Last fall, top Pentagon officials began pouring through more than
500 record books, ultimately hand-picking 81 Marines and five Navy
corpsmen to form the detachment. The unit consists of seasoned sergeants,
staff noncommissioned officers and officers. Lt. Col. Robert J.
Coates, a highly regarded infantry officer with a reconnaissance
background, will command Detachment One.
"This is a phenomenal group of Marines," said Lt. Col. Giles Kyser,
head of the Marine Air Ground Task Force special operations section
of Plans, Policy and Operations at Headquarters Marine Corps. "This
is the pinnacle of their military professions."
When the Pentagon formed the U.S. Special Operations Command in
1987, the Marine Corps chose to march to the beat of its own drum,
developing a training program to make their amphibious Marine Expeditionary
Units "special operations capable." After six months of rigorous
training, those units are tested on each MEU-specific mission to
earn their "SOC" qualification months before their six-month deployment,
certifying them for roughly two dozen specialized missions, including
embassy evacuations, airfield seizures and downed pilot rescues
within six hours of notice.
But ultimately, the need for a smaller, more permanent special force
in the spirit of the World War II Raiders gave birth to Detachment
One.
The Raiders were banded together to seize key hills and beaches
in guerrilla-style strikes against Japanese forces. Disbanded two
years after they were created, the Raiders wrote an important page
in the history of what are now known as Special Operations forces.

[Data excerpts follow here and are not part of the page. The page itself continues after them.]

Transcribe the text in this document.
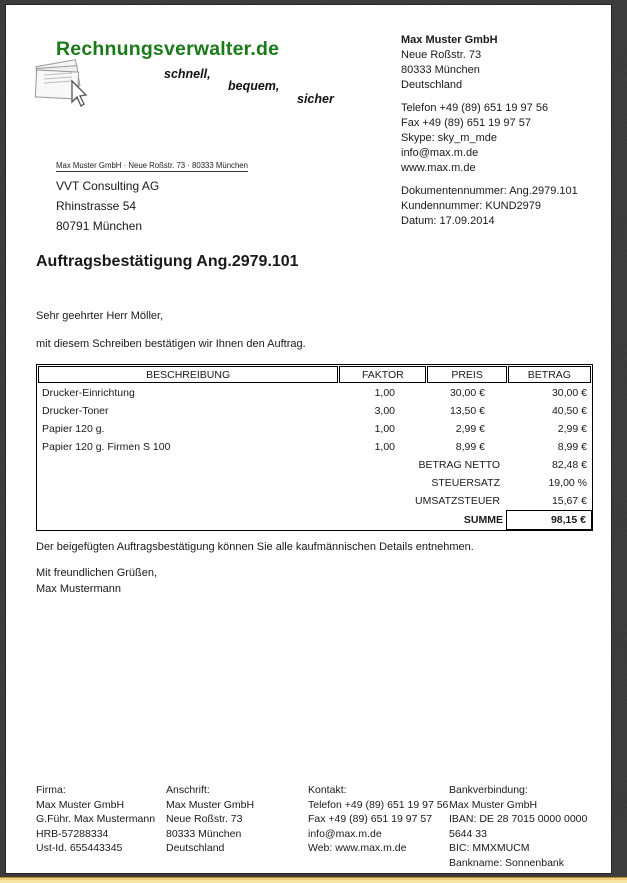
Rechnungsverwalter.de
schnell,
bequem,
sicher

Max Muster GmbH

Neue Roßstr. 73

80333 München

Deutschland

Telefon +49 (89) 651 19 97 56

Fax +49 (89) 651 19 97 57

Skype: sky_m_mde

info@max.m.de

www.max.m.de

Dokumentennummer: Ang.2979.101

Kundennummer: KUND2979

Datum: 17.09.2014

Max Muster GmbH · Neue Roßstr. 73 · 80333 München

VVT Consulting AG

Rhinstrasse 54

80791 München

Auftragsbestätigung Ang.2979.101

Sehr geehrter Herr Möller,

mit diesem Schreiben bestätigen wir Ihnen den Auftrag.

BESCHREIBUNG	FAKTOR	PREIS	BETRAG
Drucker-Einrichtung	1,00	30,00 €	30,00 €
Drucker-Toner	3,00	13,50 €	40,50 €
Papier 120 g.	1,00	2,99 €	2,99 €
Papier 120 g. Firmen S 100	1,00	8,99 €	8,99 €
BETRAG NETTO	82,48 €
STEUERSATZ	19,00 %
UMSATZSTEUER	15,67 €
SUMME	98,15 €

Der beigefügten Auftragsbestätigung können Sie alle kaufmännischen Details entnehmen.

Mit freundlichen Grüßen,

Max Mustermann

Firma:

Max Muster GmbH

G.Führ. Max Mustermann

HRB-57288334

Ust-Id. 655443345

Anschrift:

Max Muster GmbH

Neue Roßstr. 73

80333 München

Deutschland

Kontakt:

Telefon +49 (89) 651 19 97 56

Fax +49 (89) 651 19 97 57

info@max.m.de

Web: www.max.m.de

Bankverbindung:

Max Muster GmbH

IBAN: DE 28 7015 0000 0000

5644 33

BIC: MMXMUCM

Bankname: Sonnenbank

Members of the Raiders were on hand for Friday's activation ceremony.
"I'm ecstatic that we are living and watching the rebirth of the
Marine Raiders," said Chuck Meacham, president of the Marine Raiders
Association, proudly sporting the Raiders skull insignia.
Detachment One has begun its rigorous training regime and will be
"closely watched and evaluated along the way," said Kyser.
"In this profession, second place is last place, so we are going
to make sure we do it right," he said.
After the evaluation period, Detachment One will fall under Naval
Special Warfare Squadron One. The detachment is expected to begin
training with a Navy SEAL team in October and subsequently deploy
in April.
After the ceremony, family members and visitors got hands-on with
the specialized gear Detachment One will use.
Members say they can't wait to get cracking on their new assignment.
"When I got the call and found I was chosen to be a part of Detachment
One, I was so excited to get on the ground and start running," said
Sgt. Branden W. Barnett, a topographic intelligence analyst. "I'm
striving to give the detachment the real time intel they will need."